2021-04-23 53 9

Location

on a sports ground in Rellingen, Schlewig-Holstein

Participants

π π π (talk)

Expedition

Incredible – a hash only 384 m from 2021-04-10 53 9, 13 days previously! How unlikely is that‽ Well, according to Kripakko's calculations (see below and on the talk page), this happens on average once every 3.33 years. However, I don't visit every hash, so the probability of it happening for one of the geohashes I've been to this far (and could visit again) is only 6.1%. That's actually more than I expected! For equal odds of it happening I'd have to do 840 hashes, which at my current pace would take me about 23.5 years total!

Anyway, I took the train to Schnelsen in the afternoon and cycled almost the exact same route to the hash as 13 days before. I arrived at the sports grounds after 2.8 km, and discovered to my relief that they were public and not fenced off. However, I didn't expect there to be actual people training on them! I guess Covid restrictions must have been partially lifted recently. The hash lay on a grass football field right behind a new artificial turf field, and there was a football team warming up by running. I cycled to the edge of the field and pondered what to do, then decided to just walk to the hash and try to explain if somebody approached me. So I walked 55 m, found the spot, took pictures and awkwardly stood there while the players jogged right past me, less than 10 m away, loudly wondering about but not confronting me. I saw the coach pace toward me and got ready to explain myself, but he too strolled right past me to the edge of the field and then back (perhaps he'd changed his mind while approaching me). I quickly walked back to my bike, musing about the hilarious situation I'd just found myself in, and took off again.

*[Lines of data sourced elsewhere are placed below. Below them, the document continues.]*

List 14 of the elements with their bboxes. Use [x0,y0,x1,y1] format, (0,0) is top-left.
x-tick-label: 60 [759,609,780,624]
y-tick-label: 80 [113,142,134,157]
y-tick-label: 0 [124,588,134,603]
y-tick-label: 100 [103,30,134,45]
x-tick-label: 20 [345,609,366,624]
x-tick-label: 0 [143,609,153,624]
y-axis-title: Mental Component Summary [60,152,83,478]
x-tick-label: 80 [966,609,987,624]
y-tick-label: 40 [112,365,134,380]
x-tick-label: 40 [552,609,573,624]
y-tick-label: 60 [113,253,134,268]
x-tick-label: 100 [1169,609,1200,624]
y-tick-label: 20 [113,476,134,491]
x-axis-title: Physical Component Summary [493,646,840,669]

I only had a few minutes tine, but I wanted to try to get as close to the hash from two weeks ago as possible. So I tried to get to the street in the west along which the tree nursery had been, but I couldn't find a path, so I just cycled to the edge of another sports ground that was adjacent to the forest through which I'd accessed the hash, 140 m from the coordinates. I noticed I only had 10 minutes left for the 10-minute ride, so I set off and exited the sports fields at the street where I'd met Fippe 13 days before, less than 100 m from that location. I didn't particularly race back, but still managed to be at the station four minutes early, giving me time to eat some cookies before catching the train home.

Kripakko's calculations

taken from the talk page – see there for more discussions about the calculations and methods of computing areas on a spherical or spheroidal Earth

Consider a circle of radius r at latitude θ and longitude ϕ. In the latitude/longitude coordinate space, if the circle is small (r ≪ graticule dimensions), it will look like an ellipse with semi-major axis ϕ_r and semi-minor axis θ_r. The semi-major axis will always be longitudinal due to the non-square shapes of the graticules. The lengths of the axes are:

ϕ_r = 1° × r / w_grat,

θ_r = 1° × r / h_grat,

where w_grat and h_grat are the width and the height of the graticule respectively at the centre point of the ellipse. Assuming that the Earth is a sphere with radius R = 6371000 m and taking θ = 53.6401767° from 2021-04-10_53_9, the dimensions of the graticule are approximately

h_grat = π R / 180 = 111195 m,

w_grat = h_grat cos θ = 65922 m.

Now, if r = 384 m, we get the axes of the ellipse:

ϕ_r = 0.00583°,

θ_r = 0.00345°.

The probability P₁ that a random hashpoint hits this ellipse is simply the area of the ellipse divided by the area of the graticule:

P₁ = (π ϕ_r θ_r) / (1° × 1°) = 6.32 × 10⁻⁵ = 1 / 15800.

Finally, the probability P₂ that a hashpoint hits the ellipse at least once in 13 days is

P₂ = 1 − (1 − P₁)¹³ = 8.21 × 10⁻⁴ = 1 / 1220.

An event of this probability will happen on average about once in 3.33 years or three years and four months.